Publicação: 18/08/2010 08:41 – De Correio Braziliense (site)

Ao analisar o primeiro caso concreto sobre a aplicação da Lei da Ficha Limpa, o Tribunal Superior Eleitoral (TSE) confirmou na noite de ontem que a regra terá validade já nas eleições deste ano. Um pedido de vista da ministra Cármen Lúcia, porém, adiou o desfecho do julgamento em que o deputado estadual Francisco das Chagas Alves (PSB-CE) pede a anulação de decisão do Tribunal Regional Eleitoral do Ceará (TRE-CE), que indeferiu sua candidatura com base na nova lei.

Em plenário, o presidente do TSE, Ricardo Lewandowski, que havia pedido vista do processo na última quinta-feira, manifestou-se pela validade imediata da lei. Ele afastou a aplicação do artigo 16 da Constituição Federal, ao argumentar que a Lei da Ficha Limpa não interfere nas eleições. De acordo com o artigo da Carta Magna, leis que alteram o processo eleitoral só podem entrar em vigor um ano depois de sancionadas.
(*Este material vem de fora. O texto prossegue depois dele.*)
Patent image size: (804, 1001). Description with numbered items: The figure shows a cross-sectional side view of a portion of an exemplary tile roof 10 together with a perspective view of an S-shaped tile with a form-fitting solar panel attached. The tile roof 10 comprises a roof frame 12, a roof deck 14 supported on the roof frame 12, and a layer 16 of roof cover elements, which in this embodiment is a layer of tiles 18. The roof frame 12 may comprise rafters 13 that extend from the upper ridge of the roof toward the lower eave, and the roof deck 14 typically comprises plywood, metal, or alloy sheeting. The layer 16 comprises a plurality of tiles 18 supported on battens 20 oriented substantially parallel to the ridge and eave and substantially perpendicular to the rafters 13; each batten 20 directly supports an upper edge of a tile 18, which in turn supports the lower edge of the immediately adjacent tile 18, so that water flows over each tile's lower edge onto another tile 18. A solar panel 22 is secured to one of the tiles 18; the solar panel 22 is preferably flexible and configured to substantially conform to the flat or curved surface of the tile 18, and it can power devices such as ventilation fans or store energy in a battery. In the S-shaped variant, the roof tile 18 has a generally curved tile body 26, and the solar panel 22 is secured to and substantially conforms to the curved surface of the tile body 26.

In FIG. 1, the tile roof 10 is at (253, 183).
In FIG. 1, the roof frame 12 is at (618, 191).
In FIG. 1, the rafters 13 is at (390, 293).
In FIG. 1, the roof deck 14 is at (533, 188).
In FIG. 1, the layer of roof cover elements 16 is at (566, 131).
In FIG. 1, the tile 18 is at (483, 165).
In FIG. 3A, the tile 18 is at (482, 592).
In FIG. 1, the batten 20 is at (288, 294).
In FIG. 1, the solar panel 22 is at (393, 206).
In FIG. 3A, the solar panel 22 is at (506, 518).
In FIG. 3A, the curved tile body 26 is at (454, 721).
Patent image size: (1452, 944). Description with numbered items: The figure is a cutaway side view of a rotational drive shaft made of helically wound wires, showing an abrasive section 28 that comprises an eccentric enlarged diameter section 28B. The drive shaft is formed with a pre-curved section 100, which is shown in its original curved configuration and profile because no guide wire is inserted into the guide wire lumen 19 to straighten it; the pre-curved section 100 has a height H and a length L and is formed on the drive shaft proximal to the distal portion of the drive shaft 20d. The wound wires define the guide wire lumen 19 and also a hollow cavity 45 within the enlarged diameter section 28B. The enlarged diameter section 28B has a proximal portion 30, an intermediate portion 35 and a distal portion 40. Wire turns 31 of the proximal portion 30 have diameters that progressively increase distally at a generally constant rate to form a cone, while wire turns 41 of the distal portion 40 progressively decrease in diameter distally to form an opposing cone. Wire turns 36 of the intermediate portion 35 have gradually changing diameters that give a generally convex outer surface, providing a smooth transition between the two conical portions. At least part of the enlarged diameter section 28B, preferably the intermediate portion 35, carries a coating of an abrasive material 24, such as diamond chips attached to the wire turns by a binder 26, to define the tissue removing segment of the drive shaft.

A nova lei, que veta a candidatura de condenados por órgãos colegiados, de políticos cassados pela Justiça Eleitoral e daqueles que renunciaram para escapar da cassação, foi publicada em 7 de junho deste ano.

“O Congresso Nacional, que mais perfeitamente conhece o artigo 16 da Constituição Federal e maior interessado nas eleições, não previu que a lei não fosse válida nestas eleições. É melhor que prevaleça aquilo estabelecido pela lei complementar vigente”, destacou Lewandowski.

Durante a sessão, os ministros definiram por cinco votos a dois que a lei poderá ser aplicada nestas eleições. Os ministros Aldir Passarinho Júnior, Arnaldo Versiani, Hamilton Carvalhido e Cármen Lúcia seguiram o entendimento de Lewandowski. “Não há como não se aplicar de imediato. Em nada agride a condição da lei para que ela não seja aplicada imediatamente”, disse Cármen. Já o relator do caso, Marcelo Ribeiro, único a votar na última quinta, manteve seu entendimento de que a lei não poderia entrar em vigor neste ano. “Penso não haver dúvida de que lei que estabelece causa de inelegibilidade altera o processo eleitoral”, afirmou.

Marco Aurélio Mello foi o único que acompanhou o voto do relator. Em junho, ao responder uma consulta, o TSE definiu por seis votos a um que a lei teria validade imediata. Na ocasião, Marcelo Ribeiro havia acompanhado o voto da maioria, sendo Marco Aurélio o voto vencido. Ontem, o ministro voltou a criticar o posicionamento do tribunal. Disse que a “primeira condição de segurança jurídica é a irretroatividade das leis”. “A segurança jurídica passa a ser uma balela. Não vejo como se colocar em segundo plano o que se contém no artigo 16 da carta da República. Parece que não é uma carta rígida, mas uma carta flexível, como um camaleão”, criticou Marco Aurélio.